Em um de seus discursos, ao identificar a latência de um pensamento revolucionário, Alexis de Tocqueville refletiu sobre seu tempo:

“Diz-se que não há perigo, porque não há agitação; diz-se que, como não há desordem material na superfície da sociedade, as revoluções estão longe de nós (…) Senhores, permitam-me dizer-vos que creio que vos enganais. Sem dúvida, a desordem não está nos fatos, mas entrou bem profundamente nos espíritos”.

As palavras de Tocqueville podem soar nos nossos tempos.

Há muito que a mentalidade revolucionária vem sendo estimulada nos meios acadêmicos; de forma epidêmica prega contra um conservadorismo filosófico e faz desse um espantalho, como se uma força reacionária fosse (no sentido de se agarrar de forma nostálgica, com unhas e dentes, a um passado).

Mas, desde Edmund Burke que o conservadorismo é uma voz de alerta diante das desgraças que se travestem em um conjunto de slogans que pregam o “mundo melhor”, todavia apresentam como realidade as mortes, o genocídio e tiranias piores que os governos ou desgovernos que fingem combater. O conservador busca justamente a verdade que não se banha no rio do tempo, conservando uma série de valores essenciais ao progresso e a verdadeira liberdade.

Nas ações de todo o revolucionário, no entanto, há a crença pueril de ser vanguarda e um agente histórico travestido de um dever sagrado em nome do futuro que nunca chega. Porém, ao contrário, abre as portas da tragédia como foi com o jacobismo, com o bolchevismo, com o nazismo e tantos outros.

Apoiados em ideologias ou pseudo-cientificismos são os heróis “missionários” do vindouro a prometer o paraíso na terra. Assim, as ideologias seculares substituem suas consciências pelas causas, relativizando a vida e os atos cometidos em nome dessas. O que seria crime contra qualquer um, se em nome da causa “certa”, torna-se um ato aceitável, defensável ou justificável a depender do contexto.

Assim foi com Adélio Bispo. Se agiu só ou em conluio, se agiu a mando de uma estrutura partidária ou não, é fruto da mentalidade revolucionária do mesmo jeito… Até mesmo a evocação a Deus é uma mentira revolucionária, pois Adélio Bispo como qualquer outro revolucionário assumiu para si uma causa que ofuscou sua consciência e fez concreto o ódio que muitos já emitiam em mensagens pela internet ao desejar a morte do presidenciável Jair Messias Bolsonaro por discordar dele.

Os mais “recatados” apenas se apoiavam no tal “ódio do bem” para fazer de Jair Bolsonaro uma caricatura a ser resumida em xingamentos dissociados da realidade, como “fascista”, “homofóbico”, “pregador da violência” etc. Nem procuram, porque assim desejam, se darem conta de que a violência a qual Bolsonaro fala é um último recurso diante dos violentos que não podem ser combatidos com flores, argumento ou poemas, como é o caso da criminalidade crescente nesse país.

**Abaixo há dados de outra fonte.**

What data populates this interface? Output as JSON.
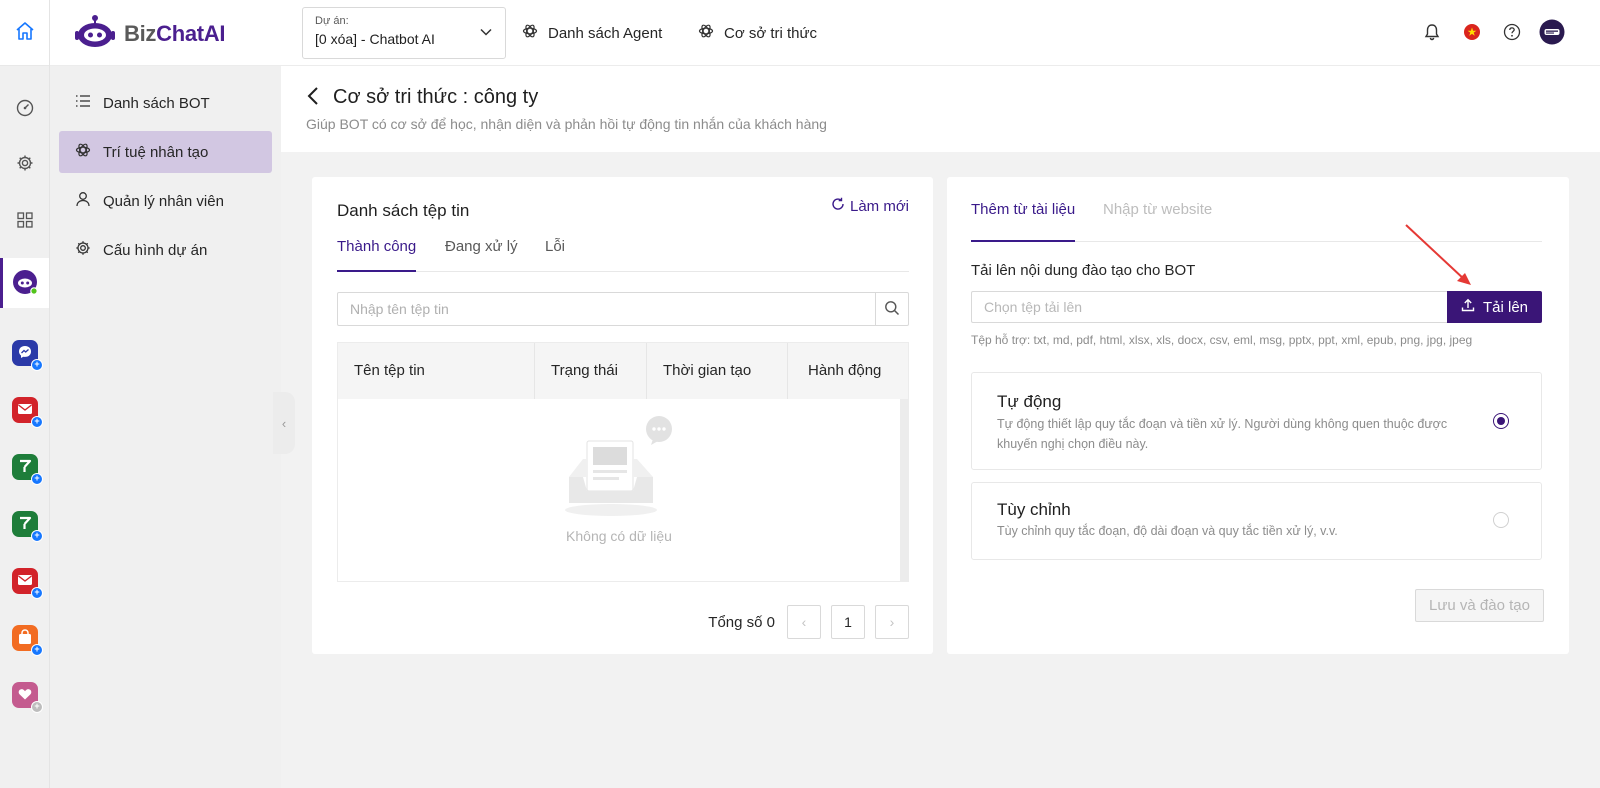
{
  "header": {
    "logo_biz": "Biz",
    "logo_chat": "ChatAI",
    "project_label": "Dự án:",
    "project_value": "[0 xóa] - Chatbot AI",
    "nav": [
      "Danh sách Agent",
      "Cơ sở tri thức"
    ]
  },
  "sidebar": {
    "items": [
      {
        "label": "Danh sách BOT",
        "icon": "list-icon"
      },
      {
        "label": "Trí tuệ nhân tạo",
        "icon": "openai-icon",
        "active": true
      },
      {
        "label": "Quản lý nhân viên",
        "icon": "user-icon"
      },
      {
        "label": "Cấu hình dự án",
        "icon": "gear-icon"
      }
    ]
  },
  "rail": {
    "icons": [
      "home-icon",
      "dashboard-icon",
      "gear-icon",
      "grid-icon",
      "bot-icon"
    ],
    "channels": [
      "messenger-icon",
      "gmail-icon",
      "zalo-icon",
      "zalo-icon",
      "gmail-icon",
      "shop-icon",
      "chat-heart-icon"
    ]
  },
  "page": {
    "title": "Cơ sở tri thức : công ty",
    "subtitle": "Giúp BOT có cơ sở để học, nhận diện và phản hồi tự động tin nhắn của khách hàng"
  },
  "files": {
    "title": "Danh sách tệp tin",
    "refresh": "Làm mới",
    "tabs": [
      "Thành công",
      "Đang xử lý",
      "Lỗi"
    ],
    "search_placeholder": "Nhập tên tệp tin",
    "columns": [
      "Tên tệp tin",
      "Trạng thái",
      "Thời gian tạo",
      "Hành động"
    ],
    "empty": "Không có dữ liệu",
    "total_label": "Tổng số 0",
    "current_page": "1"
  },
  "upload": {
    "tabs": [
      "Thêm từ tài liệu",
      "Nhập từ website"
    ],
    "label": "Tải lên nội dung đào tạo cho BOT",
    "placeholder": "Chọn tệp tải lên",
    "button": "Tải lên",
    "supported": "Tệp hỗ trợ: txt, md, pdf, html, xlsx, xls, docx, csv, eml, msg, pptx, ppt, xml, epub, png, jpg, jpeg",
    "options": [
      {
        "title": "Tự động",
        "desc": "Tự động thiết lập quy tắc đoạn và tiền xử lý. Người dùng không quen thuộc được khuyến nghị chọn điều này.",
        "checked": true
      },
      {
        "title": "Tùy chỉnh",
        "desc": "Tùy chỉnh quy tắc đoạn, độ dài đoạn và quy tắc tiền xử lý, v.v.",
        "checked": false
      }
    ],
    "save_button": "Lưu và đào tạo"
  },
  "colors": {
    "brand": "#3a1577",
    "active_menu_bg": "#d2c7e2",
    "annotation_arrow": "#e53935"
  }
}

Bolsonaro, como qualquer ser humano, possui seus defeitos e ideias das quais é possível sim ser discordante. Em uma democracia, discordar deve ser possível sempre. Mas falácias se dissolvem de forma tão simples, como um “meme” em que o presidenciável é atacado com ovos, tem sobre si purpurina despejada em ato de protesto, e até mesmo é cuspido, mas nunca reagiu. O respeito pela liberdade de imprensa também é visível, pois não tenho conhecimento de perseguição ou processos contra algum de seus detratores.

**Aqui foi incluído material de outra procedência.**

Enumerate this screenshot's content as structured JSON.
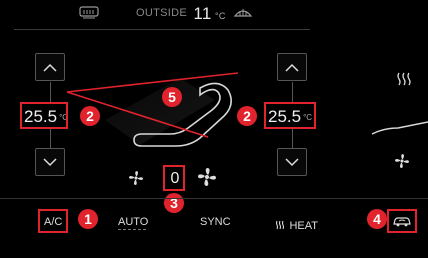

Ao contrário, Bolsonaro os enfrentou por meio das discussões, mesmo quando foi mais duro em função do calor do momento (ou porque a dureza cabia mesmo, já que não se pode ter moderação em defesa da verdade), como ocorreu em debates com Marco Antonio Villa, por exemplo.

Todavia, para a mentalidade revolucionária tanto faz os fatos. É preciso construir a narrativa. Para isso, quando Bolsonaro está errado, ele tem que apanhar. Quando está certo, tem que apanhar também. Quando reconhece seus erros – como já ocorreu em várias entrevistas, onde disse que amadureceu com o tempo e mudou posturas – não cabe ao inimigo o benefício da dúvida. É preciso atacá-lo. Colocá-lo como um mentiroso ao mesmo tempo em que se enaltece as mentiras dos ídolos dos revolucionários.

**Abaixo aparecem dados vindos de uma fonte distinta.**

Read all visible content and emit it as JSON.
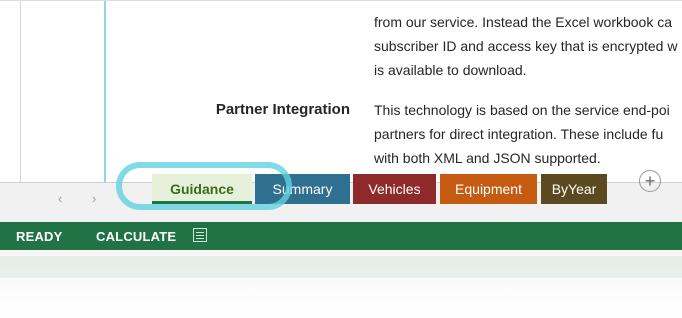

É preciso da forma mais autoritária possível classificá-lo como um anti-democrata, ainda que isto por si só seja um contra-senso. Mas é este espírito que vê perigo em um espantalho criado, mas não enxerga o real perigo de todo um estamento burocrático unido contra um só homem, que não entende o terreno fértil para revoluções e acontecimentos lamentáveis quando tudo parece calmo. É o que Tocqueville colocava.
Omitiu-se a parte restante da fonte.